Afin d'étudier ces phénomènes de plus près, des chercheurs les ont reproduits en laboratoire au sein d'une collaboration internationale impliquant notamment le Laboratoire national des champs magnétiques intenses (LNCMI, CNRS) et le Laboratoire pour l'étude des lasers intenses (LULI, CNRS/Ecole Polytechnique/Sorbonne Univ.). Grâce à l'utilisation conjointe de champs magnétiques intenses (20 T) et de lasers de puissance, ils ont reproduit des chocs magnétisés sans collision dans une configuration qui est celle de l'arc de choc terrestre, c'est-à-dire avec le champ magnétique quasi-perpendiculaire à la direction de propagation du choc.
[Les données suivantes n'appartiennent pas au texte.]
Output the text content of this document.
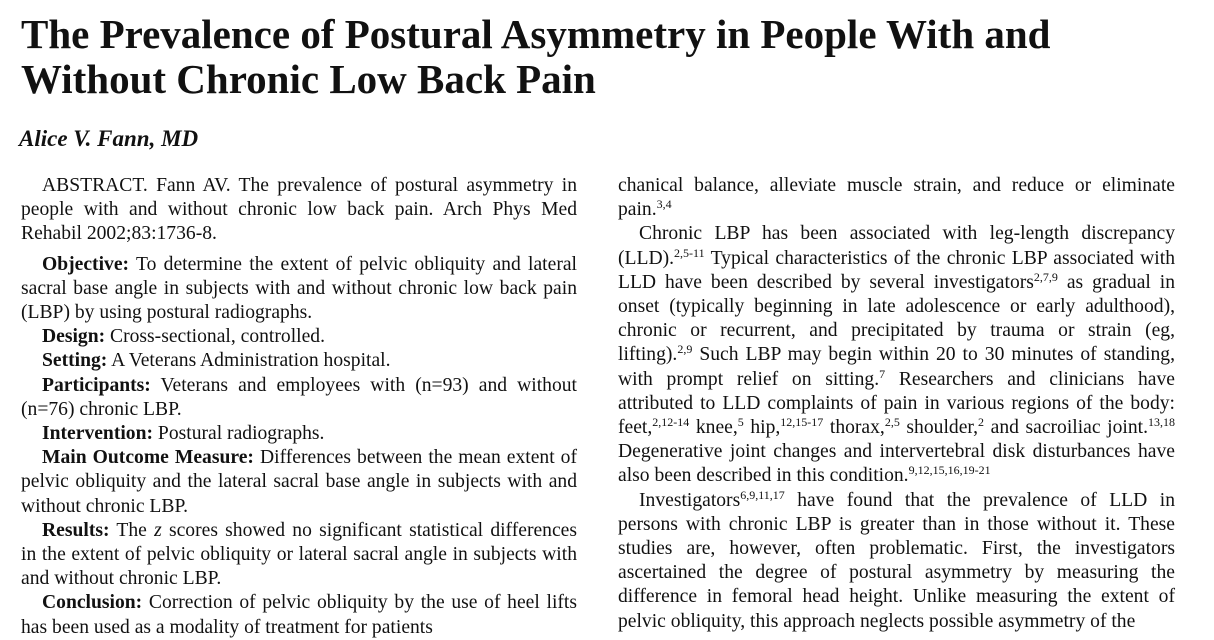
The Prevalence of Postural Asymmetry in People With and Without Chronic Low Back Pain
Alice V. Fann, MD

ABSTRACT. Fann AV. The prevalence of postural asymmetry in people with and without chronic low back pain. Arch Phys Med Rehabil 2002;83:1736-8.

Objective: To determine the extent of pelvic obliquity and lateral sacral base angle in subjects with and without chronic low back pain (LBP) by using postural radiographs.

Design: Cross-sectional, controlled.

Setting: A Veterans Administration hospital.

Participants: Veterans and employees with (n=93) and without (n=76) chronic LBP.

Intervention: Postural radiographs.

Main Outcome Measure: Differences between the mean extent of pelvic obliquity and the lateral sacral base angle in subjects with and without chronic LBP.

Results: The z scores showed no significant statistical differences in the extent of pelvic obliquity or lateral sacral angle in subjects with and without chronic LBP.

Conclusion: Correction of pelvic obliquity by the use of heel lifts has been used as a modality of treatment for patients

chanical balance, alleviate muscle strain, and reduce or eliminate pain.$^{3,4}$

Chronic LBP has been associated with leg-length discrepancy (LLD).$^{2,5-11}$ Typical characteristics of the chronic LBP associated with LLD have been described by several investigators$^{2,7,9}$ as gradual in onset (typically beginning in late adolescence or early adulthood), chronic or recurrent, and precipitated by trauma or strain (eg, lifting).$^{2,9}$ Such LBP may begin within 20 to 30 minutes of standing, with prompt relief on sitting.$^7$ Researchers and clinicians have attributed to LLD complaints of pain in various regions of the body: feet,$^{2,12-14}$ knee,$^5$ hip,$^{12,15-17}$ thorax,$^{2,5}$ shoulder,$^2$ and sacroiliac joint.$^{13,18}$ Degenerative joint changes and intervertebral disk disturbances have also been described in this condition.$^{9,12,15,16,19-21}$

Investigators$^{6,9,11,17}$ have found that the prevalence of LLD in persons with chronic LBP is greater than in those without it. These studies are, however, often problematic. First, the investigators ascertained the degree of postural asymmetry by measuring the difference in femoral head height. Unlike measuring the extent of pelvic obliquity, this approach neglects possible asymmetry of the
De cette manière, ils ont reproduit des caractéristiques de choc très similaires à celles procurées par les mesures satellitaires. Cette expérience a confirmé que le choc produisait des protons accélérés depuis le milieu ambiant (représentant le milieu interplanétaire), avec des énergies de dizaines de keV. De plus, grâce à des simulations de l'expérience, les chercheurs ont identifié le mécanisme, appelé « surf de choc », qui donne aux protons leur première accélération. Ce mécanisme joue un rôle clé et rend plus efficaces des étapes ultérieures d'accélération en augmentant l'énergie des ions ambiants. Ces résultats fournissent ainsi, pour la première fois, des preuves directes de l'accélération des ions à un stade précoce par des chocs sans collision. Ces travaux sont publiés dans la revue Nature Physics.
Avec de tels nouveaux outils de simulation et d'expérimentation, l'astrophysique de laboratoire pourrait éclairer les chercheurs sur la façon dont les rayons cosmiques sont générés et accélérés lors d’événements plus énergétiques encore, comme les supernovæ ou les flashs de rayons gamma.
Référence
Laboratory evidence for proton energization by collisionless shock surfing.
W. Yao, A. Fazzini, S. N. Chen, K. Burdonov, P. Antici, J. Béard, S. Bolaños, A. Ciardi, R. Diab, E. D. Filippov, S. Kisyov, V. Lelasseux, M. Miceli, Q. Moreno, V. Nastasa, S. Orlando, S. Pikuz, D. C. Popescu, G. Revet, X. Ribeyre, E. d’Humières & J. Fuchs, Nature Physics, paru le 19 août 2021.
DOI : doi.org/10.1038/s41567-021-01325-w
Texte disponible sur les bases d'archives ouvertes HAL et arXiv.